スペインの巡礼に行こうと思い立ち、予行演習のつもりで熊野古道へ。
パワースポットやスピリチュアルは、なんだかあやしげですが、特別な場所というのは存在するのだと実感。その流れで青梅の御岳山にも行き、都内なのにどうしてこれまで来なかったのだろうと思いました。
和歌山県の田辺市はスペインのサンティアゴ・デ・コンポステーラ市と観光協定を結び、共通巡礼を打ち出すなど、外国人誘致に完全に舵を切っているのを感じました。
スペイン巡礼に匹敵するのは日本では四国のお遍路だと思うのですが「外国人が増えると伝統が失われる」という反対意見もあるそうです。瀬戸内育ちの私は、中国・四国地方の閉鎖性に嫌気がさして都会に出てきました。森知子『バツイチおへんろ』では、善根宿(家主の好意でお遍路さんを泊めてくれる宿)で男性のお遍路さんがお茶を所望したので「私も」とつい言ってしまったら、女将さんが「あなたは手伝う側でしょう」と激怒したという話がありました。

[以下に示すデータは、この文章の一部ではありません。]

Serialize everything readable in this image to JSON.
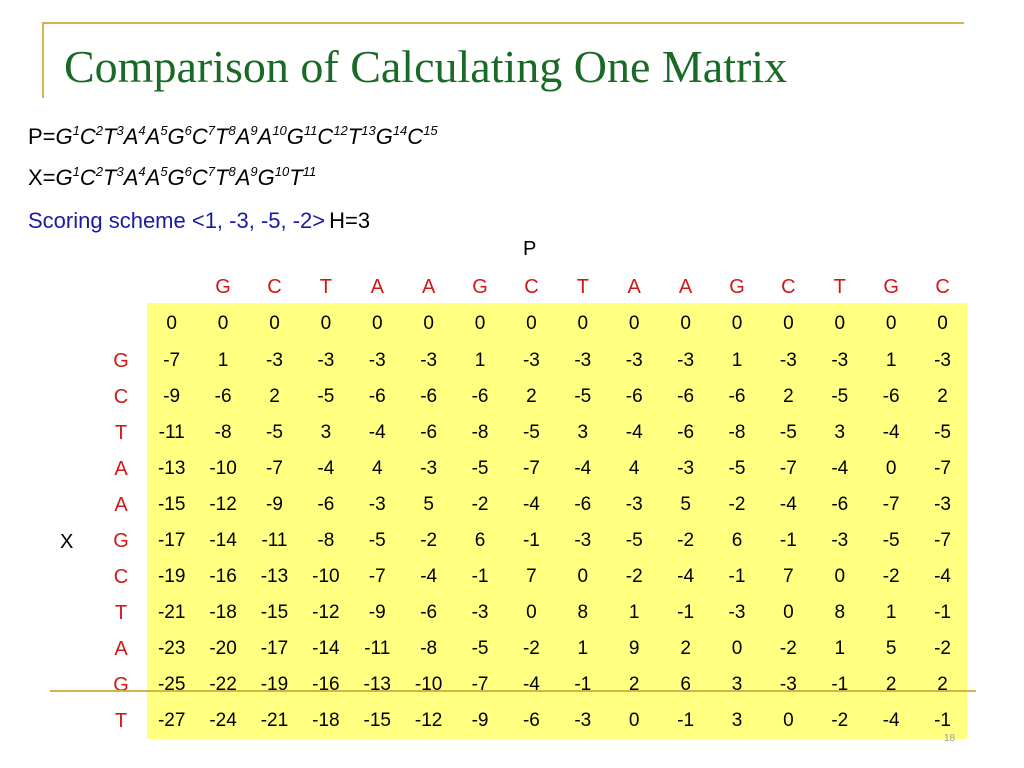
{
  "slide": {
    "title": "Comparison of Calculating One Matrix",
    "p_prefix": "P=",
    "p_sequence": [
      {
        "b": "G",
        "n": "1"
      },
      {
        "b": "C",
        "n": "2"
      },
      {
        "b": "T",
        "n": "3"
      },
      {
        "b": "A",
        "n": "4"
      },
      {
        "b": "A",
        "n": "5"
      },
      {
        "b": "G",
        "n": "6"
      },
      {
        "b": "C",
        "n": "7"
      },
      {
        "b": "T",
        "n": "8"
      },
      {
        "b": "A",
        "n": "9"
      },
      {
        "b": "A",
        "n": "10"
      },
      {
        "b": "G",
        "n": "11"
      },
      {
        "b": "C",
        "n": "12"
      },
      {
        "b": "T",
        "n": "13"
      },
      {
        "b": "G",
        "n": "14"
      },
      {
        "b": "C",
        "n": "15"
      }
    ],
    "x_prefix": "X=",
    "x_sequence": [
      {
        "b": "G",
        "n": "1"
      },
      {
        "b": "C",
        "n": "2"
      },
      {
        "b": "T",
        "n": "3"
      },
      {
        "b": "A",
        "n": "4"
      },
      {
        "b": "A",
        "n": "5"
      },
      {
        "b": "G",
        "n": "6"
      },
      {
        "b": "C",
        "n": "7"
      },
      {
        "b": "T",
        "n": "8"
      },
      {
        "b": "A",
        "n": "9"
      },
      {
        "b": "G",
        "n": "10"
      },
      {
        "b": "T",
        "n": "11"
      }
    ],
    "scoring_label": "Scoring scheme <1, -3, -5, -2>",
    "h_label": "H=3",
    "p_axis_label": "P",
    "x_axis_label": "X",
    "page_number": "18",
    "colors": {
      "title": "#1a6a27",
      "header_letters": "#d01818",
      "scoring": "#1a1aa8",
      "matrix_bg": "#ffff80",
      "rule": "#d6b34a"
    }
  },
  "matrix": {
    "col_headers": [
      "G",
      "C",
      "T",
      "A",
      "A",
      "G",
      "C",
      "T",
      "A",
      "A",
      "G",
      "C",
      "T",
      "G",
      "C"
    ],
    "row_headers": [
      "",
      "G",
      "C",
      "T",
      "A",
      "A",
      "G",
      "C",
      "T",
      "A",
      "G",
      "T"
    ],
    "rows": [
      [
        "0",
        "0",
        "0",
        "0",
        "0",
        "0",
        "0",
        "0",
        "0",
        "0",
        "0",
        "0",
        "0",
        "0",
        "0",
        "0"
      ],
      [
        "-7",
        "1",
        "-3",
        "-3",
        "-3",
        "-3",
        "1",
        "-3",
        "-3",
        "-3",
        "-3",
        "1",
        "-3",
        "-3",
        "1",
        "-3"
      ],
      [
        "-9",
        "-6",
        "2",
        "-5",
        "-6",
        "-6",
        "-6",
        "2",
        "-5",
        "-6",
        "-6",
        "-6",
        "2",
        "-5",
        "-6",
        "2"
      ],
      [
        "-11",
        "-8",
        "-5",
        "3",
        "-4",
        "-6",
        "-8",
        "-5",
        "3",
        "-4",
        "-6",
        "-8",
        "-5",
        "3",
        "-4",
        "-5"
      ],
      [
        "-13",
        "-10",
        "-7",
        "-4",
        "4",
        "-3",
        "-5",
        "-7",
        "-4",
        "4",
        "-3",
        "-5",
        "-7",
        "-4",
        "0",
        "-7"
      ],
      [
        "-15",
        "-12",
        "-9",
        "-6",
        "-3",
        "5",
        "-2",
        "-4",
        "-6",
        "-3",
        "5",
        "-2",
        "-4",
        "-6",
        "-7",
        "-3"
      ],
      [
        "-17",
        "-14",
        "-11",
        "-8",
        "-5",
        "-2",
        "6",
        "-1",
        "-3",
        "-5",
        "-2",
        "6",
        "-1",
        "-3",
        "-5",
        "-7"
      ],
      [
        "-19",
        "-16",
        "-13",
        "-10",
        "-7",
        "-4",
        "-1",
        "7",
        "0",
        "-2",
        "-4",
        "-1",
        "7",
        "0",
        "-2",
        "-4"
      ],
      [
        "-21",
        "-18",
        "-15",
        "-12",
        "-9",
        "-6",
        "-3",
        "0",
        "8",
        "1",
        "-1",
        "-3",
        "0",
        "8",
        "1",
        "-1"
      ],
      [
        "-23",
        "-20",
        "-17",
        "-14",
        "-11",
        "-8",
        "-5",
        "-2",
        "1",
        "9",
        "2",
        "0",
        "-2",
        "1",
        "5",
        "-2"
      ],
      [
        "-25",
        "-22",
        "-19",
        "-16",
        "-13",
        "-10",
        "-7",
        "-4",
        "-1",
        "2",
        "6",
        "3",
        "-3",
        "-1",
        "2",
        "2"
      ],
      [
        "-27",
        "-24",
        "-21",
        "-18",
        "-15",
        "-12",
        "-9",
        "-6",
        "-3",
        "0",
        "-1",
        "3",
        "0",
        "-2",
        "-4",
        "-1"
      ]
    ]
  }
}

そういえば、真言宗の総本山である高野山は女人禁制の歴史があり、どうも足が向きません。
植島啓司『神々の眠る「熊野」を歩く』の一節。
高野山が女人禁制を厳しく守ったのに対して、熊野が女性や下層民のみならず、すべての人びとを「信不信をえらばず、浄不浄をきらわず」受け入れたというのは、当時としてはむしろかなり例外的なことではなかったか。
<中略>
しかも、高野山側は、熊野が「外国から来臨した神」を祀っている点をも非難しているが、神はつねにどこからかやってくるものであり、常住する神などこの世には存在しえないのである。そもそも高野山にしても、インドの仏陀なくしては存在しえなかったのではなかろうか。
さらに、熊野の託宣について。古代の天皇は特別な場所で眠りにつき、夢から託宣(お告げ)を得ていました。これは古代ギリシアのデルフォイの神託に通じ、そうした集合的無意識が下地にあるから、世界の人々が熊野やデルフォイに惹きつけられているのではないかとあります。
熊野は「よみがえりの地」。
神々が籠る深山を訪れることで、心がよみがえり、新たな気持ちになれると言われています。
疫病におびえて暮らした2020年春からの3年間。熊野古道で世界から来た人々との交流により封印が解けたのは、熊野の持つ不思議な力によるものだと思います。
熊野の最初の夜の夢は覚えていません。猫のみゃあちゃんがずっと布団の上で丸くなっていましたが、もしかすると「みゃあちゃんが一緒に寝てくれた」という夢だったのかもしれません。得られたお告げは、「自分の殻に閉じこもらず、開かれた世界に飛び出せ」です。